Tales of the Pink Factory
LACA is pleased to host a mini symposium on legendary curator Harald Szeemann. Curators and scholars from the Getty Research Institute will share their research, insights, and upcoming projects. Q&A to follow.
Sunday April 24th, 3:00 - 4:30 pm
Glenn Phillips: A discussion on Harald Szeemann and his 1974 exhibit, Grandfather, A Pioneer Like Us
Pietro Rigolo: What about the Father?
The trilogy of exhibitions Szeemann worked on for about a decade following Grandfather (The Bachelor Machines, 1975; Monte Verità, 1978; Der Hang zum Gesamtkunstwerk, 1983) will be read as a phantasmagorical re-consideration of modernity and power relations, ultimately dealing with the role of the artist within his/her own community and the world at large.
Doris Chon: Harald Szeemann’s Museum of Obsessions
Despite its profound methodological and archival significance, the Museum of Obsessions founded by Harald Szeemann in 1973 remains obscure among his achievements as a curator. He described it as both a think tank and a repository containing all of his exhibitions, a fictional “museum in the head” devoted to his conception of artistic practice as the product of visionary obsession.
Bios
Glenn Phillips is Curator and Head of Modern & Contemporary Collections at the Getty Research Institute in Los Angeles. His exhibition California Video won the International Association of Art Critics award for best exhibition of digital media, video, or film in 2008. His other curatorial projects include Yvonne Rainer: Dances and Films; Hirokazu Kosaka: On the Veranda; Evidence of Movement; Reckless Behavior; Radical Communication: Japanese Video Art 1968-88; andPioneers of Brazilian Video Art 1973-1983. Prior to working at the Getty he was Assistant Curator for Special Projects at the Whitney Museum of American Art, where he worked on the 1997, 2000, and 2002 Whitney Biennial exhibitions, as well as The American Century: Art & Culture 1900-2000. Most recently, he was a member of the core organizational team for Pacific Standard Time: Art in L.A.1945-1980, a series of more than sixty concurrent exhibitions that were held across Southern California between Fall 2011 and Spring 2012. His curatorial projects for Pacific Standard Time included co-directing the Pacific Standard Time Performance and Public Art Festival, and co-curating the three-part exhibition It Happened at Pomona: Art at the Edge of Los Angeles 1969-73, which won the Association of Art Museum Curators award for Best University Exhibition of 2011. He is currently working with Philipp Kaiser, Doris Chon, and Pietro Rigolo onThe Kingdom of Obsessions, an exhibition about the Swiss curator Harald Szeemann.
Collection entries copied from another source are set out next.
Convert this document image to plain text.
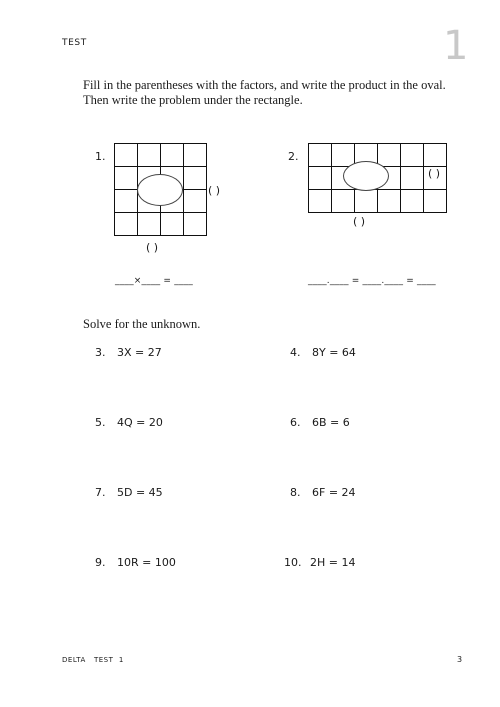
TEST	1
Fill in the parentheses with the factors, and write the product in the oval.
Then write the problem under the rectangle.
1.

( )
( )
____×____ = ____
2.

( )
( )
____.____ = ____.____ = ____
Solve for the unknown.
3. 3X = 27	4. 8Y = 64
5. 4Q = 20	6. 6B = 6
7. 5D = 45	8. 6F = 24
9. 10R = 100	10. 2H = 14
DELTA   TEST  1	3
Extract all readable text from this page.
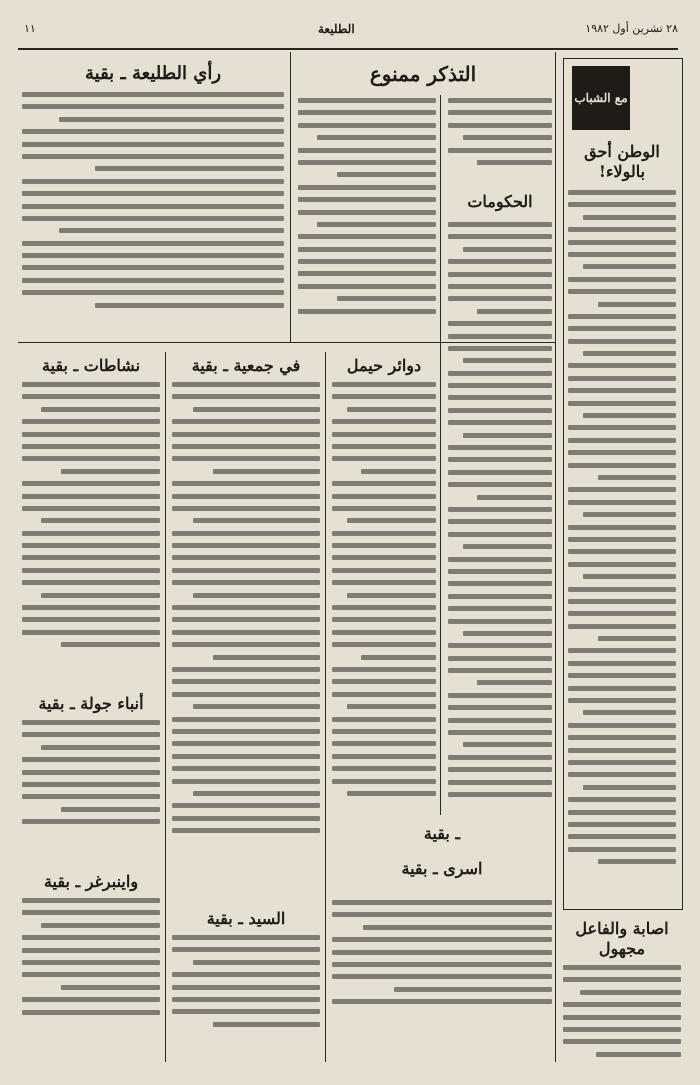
٢٨ تشرين أول ١٩٨٢
الطليعة
١١
مع الشباب
الوطن أحق بالولاء!
اصابة والفاعل مجهول
التذكر ممنوع
الحكومات
رأي الطليعة ـ بقية
دوائر حيمل
في جمعية ـ بقية
السيد ـ بقية
نشاطات ـ بقية
أنباء جولة ـ بقية
واينبرغر ـ بقية
ـ بقية
اسرى ـ بقية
Pietro Rigolo is working as an archivist on the Szeemann papers and other contemporary art collections at the Getty Research Institute.
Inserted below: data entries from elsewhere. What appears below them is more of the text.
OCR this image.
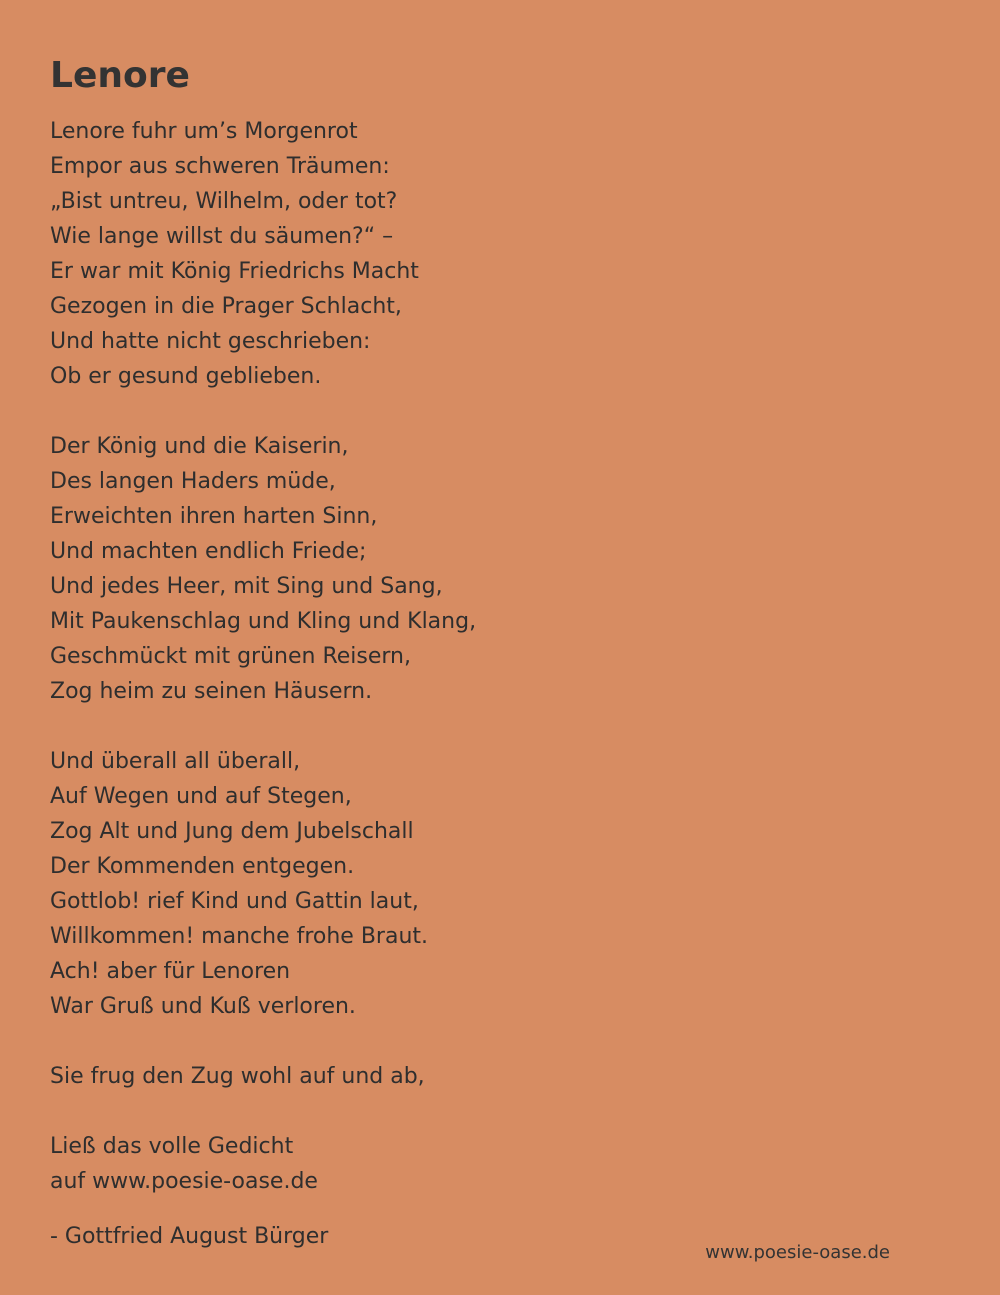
Lenore
Lenore fuhr um’s Morgenrot
Empor aus schweren Träumen:
„Bist untreu, Wilhelm, oder tot?
Wie lange willst du säumen?“ –
Er war mit König Friedrichs Macht
Gezogen in die Prager Schlacht,
Und hatte nicht geschrieben:
Ob er gesund geblieben.
Der König und die Kaiserin,
Des langen Haders müde,
Erweichten ihren harten Sinn,
Und machten endlich Friede;
Und jedes Heer, mit Sing und Sang,
Mit Paukenschlag und Kling und Klang,
Geschmückt mit grünen Reisern,
Zog heim zu seinen Häusern.
Und überall all überall,
Auf Wegen und auf Stegen,
Zog Alt und Jung dem Jubelschall
Der Kommenden entgegen.
Gottlob! rief Kind und Gattin laut,
Willkommen! manche frohe Braut.
Ach! aber für Lenoren
War Gruß und Kuß verloren.
Sie frug den Zug wohl auf und ab,
Ließ das volle Gedicht
auf www.poesie-oase.de
- Gottfried August Bürger
www.poesie-oase.de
Prior to the move to LA, he taught at IUAV University in Venice and got a PhD from Università degli Studi di Siena / Istituto Italiano di Scienze Umane. His dissertation was carried out through research at the Fabbrica Rosa in Maggia.
He has collaborated and written for various projects and institutions, most recently Fondazione Nicola Trussardi in Milan and the 14th Istanbul Biennale.
Doris Chon is a writer and art historian based in Los Angeles. She is currently a postdoctoral fellow at the Getty Research Institute, where she is at work on a book addressing the autonomous artist’s museum in contemporary art and the role of Swiss curator Harald Szeemann within that legacy. She holds a PhD in Art History from the University of California, Los Angeles and is a graduate of the Whitney Independent Study program. Her work has been supported by fellowships from the Deutscher Akademischer Austausch Dienst (DAAD), the Center for Advanced Study in the Visual Arts (CASVA), and the UCLA/Mellon Program on the Holocaust in American and World Culture.
The symposium is held as part of The Beautician by Melissa Huddleston at Los Angeles Contemporary Archive (LACA).